Uno dei punti a favore della campagna vaccinale serba è proprio quella di non discriminare nessuna categoria: tutti possono prenotare attraverso eUprava il proprio vaccino, senza distinzioni di età, categoria sociale o – appunto – cittadinanza. Anche diversi rifugiati dei centri d’accoglienza sono stati vaccinati. L’unica condizione è possedere un numero di telefono serbo per poter ricevere l’sms dal sistema d’amministrazione digitale.
La Serbia sta quindi sperimentando l’avvio di un “turismo vaccinale”, innanzitutto regionale, che sul lungo periodo potrebbe portare anche altri vantaggi, anche in virtù degli ancora esistenti legami personali tra cittadini dell’ex Jugoslavia, che in Belgrado ritrovano pur sempre la loro vecchia capitale.
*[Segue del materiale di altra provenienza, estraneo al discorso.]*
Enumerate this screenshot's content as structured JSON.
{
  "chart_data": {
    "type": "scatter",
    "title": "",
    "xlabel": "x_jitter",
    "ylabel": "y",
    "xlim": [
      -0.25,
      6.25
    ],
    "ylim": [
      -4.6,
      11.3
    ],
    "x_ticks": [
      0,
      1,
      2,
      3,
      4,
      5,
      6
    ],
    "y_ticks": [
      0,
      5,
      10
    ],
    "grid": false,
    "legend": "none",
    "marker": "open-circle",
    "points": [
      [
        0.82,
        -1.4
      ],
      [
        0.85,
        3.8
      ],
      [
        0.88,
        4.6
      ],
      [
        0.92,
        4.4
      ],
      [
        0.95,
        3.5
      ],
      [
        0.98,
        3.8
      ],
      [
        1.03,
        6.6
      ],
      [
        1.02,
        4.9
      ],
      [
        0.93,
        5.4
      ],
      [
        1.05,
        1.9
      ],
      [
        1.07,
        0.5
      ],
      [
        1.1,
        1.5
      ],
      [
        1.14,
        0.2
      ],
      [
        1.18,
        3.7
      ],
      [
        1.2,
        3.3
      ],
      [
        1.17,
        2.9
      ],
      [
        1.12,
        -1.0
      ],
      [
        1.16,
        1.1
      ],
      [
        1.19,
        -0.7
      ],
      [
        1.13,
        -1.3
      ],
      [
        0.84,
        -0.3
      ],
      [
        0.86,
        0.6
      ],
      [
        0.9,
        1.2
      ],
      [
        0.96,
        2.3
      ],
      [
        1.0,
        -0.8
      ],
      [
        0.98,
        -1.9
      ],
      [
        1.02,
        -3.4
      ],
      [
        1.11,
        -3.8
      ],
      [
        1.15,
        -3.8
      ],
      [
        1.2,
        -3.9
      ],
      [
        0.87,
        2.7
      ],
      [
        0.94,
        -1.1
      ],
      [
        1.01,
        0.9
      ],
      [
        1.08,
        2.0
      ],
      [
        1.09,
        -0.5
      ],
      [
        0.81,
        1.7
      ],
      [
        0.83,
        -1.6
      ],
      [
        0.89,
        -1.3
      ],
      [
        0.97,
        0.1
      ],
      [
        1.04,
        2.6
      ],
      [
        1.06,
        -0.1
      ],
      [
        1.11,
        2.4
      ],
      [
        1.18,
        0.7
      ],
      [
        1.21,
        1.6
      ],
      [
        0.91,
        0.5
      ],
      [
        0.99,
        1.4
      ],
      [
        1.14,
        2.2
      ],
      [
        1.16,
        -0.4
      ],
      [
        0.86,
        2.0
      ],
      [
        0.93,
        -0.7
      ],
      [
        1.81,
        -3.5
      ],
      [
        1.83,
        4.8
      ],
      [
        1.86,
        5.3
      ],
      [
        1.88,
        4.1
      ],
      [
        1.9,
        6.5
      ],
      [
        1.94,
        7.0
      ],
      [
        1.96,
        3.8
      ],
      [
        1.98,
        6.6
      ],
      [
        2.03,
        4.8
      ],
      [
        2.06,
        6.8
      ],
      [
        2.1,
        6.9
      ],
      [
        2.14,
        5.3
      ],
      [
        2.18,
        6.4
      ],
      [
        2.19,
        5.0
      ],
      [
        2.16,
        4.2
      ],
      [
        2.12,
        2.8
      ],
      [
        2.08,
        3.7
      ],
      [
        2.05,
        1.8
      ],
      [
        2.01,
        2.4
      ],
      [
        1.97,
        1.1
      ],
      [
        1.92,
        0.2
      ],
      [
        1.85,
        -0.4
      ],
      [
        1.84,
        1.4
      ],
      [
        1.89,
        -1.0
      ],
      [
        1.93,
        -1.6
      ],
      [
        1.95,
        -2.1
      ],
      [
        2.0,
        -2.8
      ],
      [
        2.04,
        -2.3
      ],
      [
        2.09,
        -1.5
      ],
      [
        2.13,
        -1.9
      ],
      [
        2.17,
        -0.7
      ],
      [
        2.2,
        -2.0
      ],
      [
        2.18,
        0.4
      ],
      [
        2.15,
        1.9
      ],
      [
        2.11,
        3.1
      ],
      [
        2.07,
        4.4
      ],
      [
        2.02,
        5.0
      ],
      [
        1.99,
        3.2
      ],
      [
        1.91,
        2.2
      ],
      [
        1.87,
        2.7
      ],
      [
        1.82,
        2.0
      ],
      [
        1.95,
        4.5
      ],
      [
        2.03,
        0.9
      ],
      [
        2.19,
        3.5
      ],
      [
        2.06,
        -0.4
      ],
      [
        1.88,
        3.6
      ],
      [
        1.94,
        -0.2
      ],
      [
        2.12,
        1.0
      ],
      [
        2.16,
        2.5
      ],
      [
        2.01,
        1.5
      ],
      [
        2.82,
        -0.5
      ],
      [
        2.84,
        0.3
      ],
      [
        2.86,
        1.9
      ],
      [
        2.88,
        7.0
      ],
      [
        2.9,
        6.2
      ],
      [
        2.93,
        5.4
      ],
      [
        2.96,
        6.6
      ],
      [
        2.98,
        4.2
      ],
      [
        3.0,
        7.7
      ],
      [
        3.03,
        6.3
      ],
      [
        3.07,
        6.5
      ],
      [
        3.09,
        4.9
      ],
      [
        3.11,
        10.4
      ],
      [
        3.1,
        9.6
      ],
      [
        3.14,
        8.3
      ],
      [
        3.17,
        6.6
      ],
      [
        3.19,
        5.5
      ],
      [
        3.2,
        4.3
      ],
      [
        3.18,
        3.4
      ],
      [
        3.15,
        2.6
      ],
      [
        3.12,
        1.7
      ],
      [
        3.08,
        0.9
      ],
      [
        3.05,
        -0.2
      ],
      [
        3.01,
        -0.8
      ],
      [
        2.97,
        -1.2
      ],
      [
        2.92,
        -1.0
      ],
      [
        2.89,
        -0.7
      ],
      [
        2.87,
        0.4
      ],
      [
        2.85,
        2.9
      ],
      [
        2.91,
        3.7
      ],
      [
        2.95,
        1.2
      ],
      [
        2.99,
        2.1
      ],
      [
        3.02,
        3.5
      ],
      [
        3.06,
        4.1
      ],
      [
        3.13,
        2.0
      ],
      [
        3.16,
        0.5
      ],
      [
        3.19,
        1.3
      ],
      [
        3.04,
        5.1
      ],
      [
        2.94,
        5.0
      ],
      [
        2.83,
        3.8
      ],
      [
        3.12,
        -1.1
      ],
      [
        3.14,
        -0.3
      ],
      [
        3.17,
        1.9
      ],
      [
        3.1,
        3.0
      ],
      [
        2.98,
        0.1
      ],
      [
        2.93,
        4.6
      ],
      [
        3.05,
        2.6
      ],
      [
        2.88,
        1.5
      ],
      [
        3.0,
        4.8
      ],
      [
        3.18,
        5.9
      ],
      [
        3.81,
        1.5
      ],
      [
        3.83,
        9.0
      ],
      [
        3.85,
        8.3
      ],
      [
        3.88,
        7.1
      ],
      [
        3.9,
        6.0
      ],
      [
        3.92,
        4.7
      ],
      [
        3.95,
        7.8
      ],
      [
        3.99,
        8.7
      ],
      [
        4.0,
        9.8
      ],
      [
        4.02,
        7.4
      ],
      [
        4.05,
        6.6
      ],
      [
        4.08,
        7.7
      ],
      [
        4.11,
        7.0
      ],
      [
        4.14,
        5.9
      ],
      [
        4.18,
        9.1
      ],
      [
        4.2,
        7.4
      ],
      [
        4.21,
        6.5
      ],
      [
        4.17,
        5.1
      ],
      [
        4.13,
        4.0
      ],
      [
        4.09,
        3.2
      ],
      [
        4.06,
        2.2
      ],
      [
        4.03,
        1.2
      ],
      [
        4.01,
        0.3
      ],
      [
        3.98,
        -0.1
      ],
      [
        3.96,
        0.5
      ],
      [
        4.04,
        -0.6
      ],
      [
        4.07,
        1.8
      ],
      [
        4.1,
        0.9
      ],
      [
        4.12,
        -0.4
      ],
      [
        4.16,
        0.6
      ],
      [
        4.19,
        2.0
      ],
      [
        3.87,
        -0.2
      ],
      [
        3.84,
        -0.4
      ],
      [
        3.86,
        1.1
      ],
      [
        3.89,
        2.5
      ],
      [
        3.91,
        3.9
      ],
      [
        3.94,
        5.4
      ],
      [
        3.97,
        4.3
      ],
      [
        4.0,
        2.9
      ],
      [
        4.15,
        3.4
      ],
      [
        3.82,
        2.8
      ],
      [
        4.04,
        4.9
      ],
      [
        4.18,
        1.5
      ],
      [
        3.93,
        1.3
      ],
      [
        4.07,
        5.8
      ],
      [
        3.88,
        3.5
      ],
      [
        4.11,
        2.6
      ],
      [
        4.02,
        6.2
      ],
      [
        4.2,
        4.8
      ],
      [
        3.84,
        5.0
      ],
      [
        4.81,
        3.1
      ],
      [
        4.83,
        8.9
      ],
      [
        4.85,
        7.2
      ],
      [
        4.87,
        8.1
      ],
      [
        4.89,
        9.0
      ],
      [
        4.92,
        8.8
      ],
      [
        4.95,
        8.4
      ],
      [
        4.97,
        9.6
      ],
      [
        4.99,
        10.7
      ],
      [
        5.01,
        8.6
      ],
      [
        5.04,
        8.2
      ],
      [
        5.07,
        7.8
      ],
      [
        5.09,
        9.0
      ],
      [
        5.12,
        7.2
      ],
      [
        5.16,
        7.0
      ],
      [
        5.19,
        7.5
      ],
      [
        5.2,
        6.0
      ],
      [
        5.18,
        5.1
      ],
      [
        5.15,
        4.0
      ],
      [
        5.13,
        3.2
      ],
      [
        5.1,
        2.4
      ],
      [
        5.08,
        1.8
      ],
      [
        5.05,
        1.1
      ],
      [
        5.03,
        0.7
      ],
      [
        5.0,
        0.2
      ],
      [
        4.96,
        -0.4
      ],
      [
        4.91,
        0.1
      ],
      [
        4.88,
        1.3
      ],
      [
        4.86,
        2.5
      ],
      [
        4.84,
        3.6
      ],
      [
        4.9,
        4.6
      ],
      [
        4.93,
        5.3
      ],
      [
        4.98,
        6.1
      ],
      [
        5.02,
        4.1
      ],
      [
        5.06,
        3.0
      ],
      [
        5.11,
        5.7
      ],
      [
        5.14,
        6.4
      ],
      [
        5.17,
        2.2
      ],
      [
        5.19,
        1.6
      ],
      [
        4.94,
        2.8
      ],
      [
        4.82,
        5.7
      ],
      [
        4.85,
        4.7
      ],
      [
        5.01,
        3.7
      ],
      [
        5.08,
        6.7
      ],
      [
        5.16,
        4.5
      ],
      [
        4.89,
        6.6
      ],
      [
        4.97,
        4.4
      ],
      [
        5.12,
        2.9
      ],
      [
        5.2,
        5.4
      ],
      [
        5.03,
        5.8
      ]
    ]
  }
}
Ma in ambito turistico Vucic sogna in grande. Mentre a livello europeo si discute la possibilità di limitare il turismo a coloro che hanno ricevuto un vaccino approvato dall’EMA, il presidente serbo definisce “scandalosa” tale eventualità, anche se sarebbe una grande opportunità per la Serbia. “Farò il vaccino cinese dopo aver sentito che esiste la possibilità che prendano questa decisione, – ha dichiarato riservando dubbi circa la concretezza di tale disposizione dell’UE, aggiungendo che – la Serbia sarà aperta a tutti i turisti, inviteremo 1 miliardo e 300 milioni di cinesi, 140 milioni di russi, tutta l’America Latina, tutta l’Africa, il Golfo Persico e i cittadini turchi che ricevono il vaccino cinese”.
Da un punto di vista geopolitico, la diplomazia dei vaccini della Serbia rischia di approfondire il solco tra l’Unione Europea, al cui interno la campagna vaccinale procede a ordine sparso, e la regione dei Balcani occidentali, sempre più distante dalla prospettiva di una rapida integrazione UE. Un solco che potrebbe essere colmato dalla Cina nel suo progressivo avvicinamento all’Europa, non solo nell’assistenza contro la pandemia, ma anche in altri strategici settori di carattere commerciale.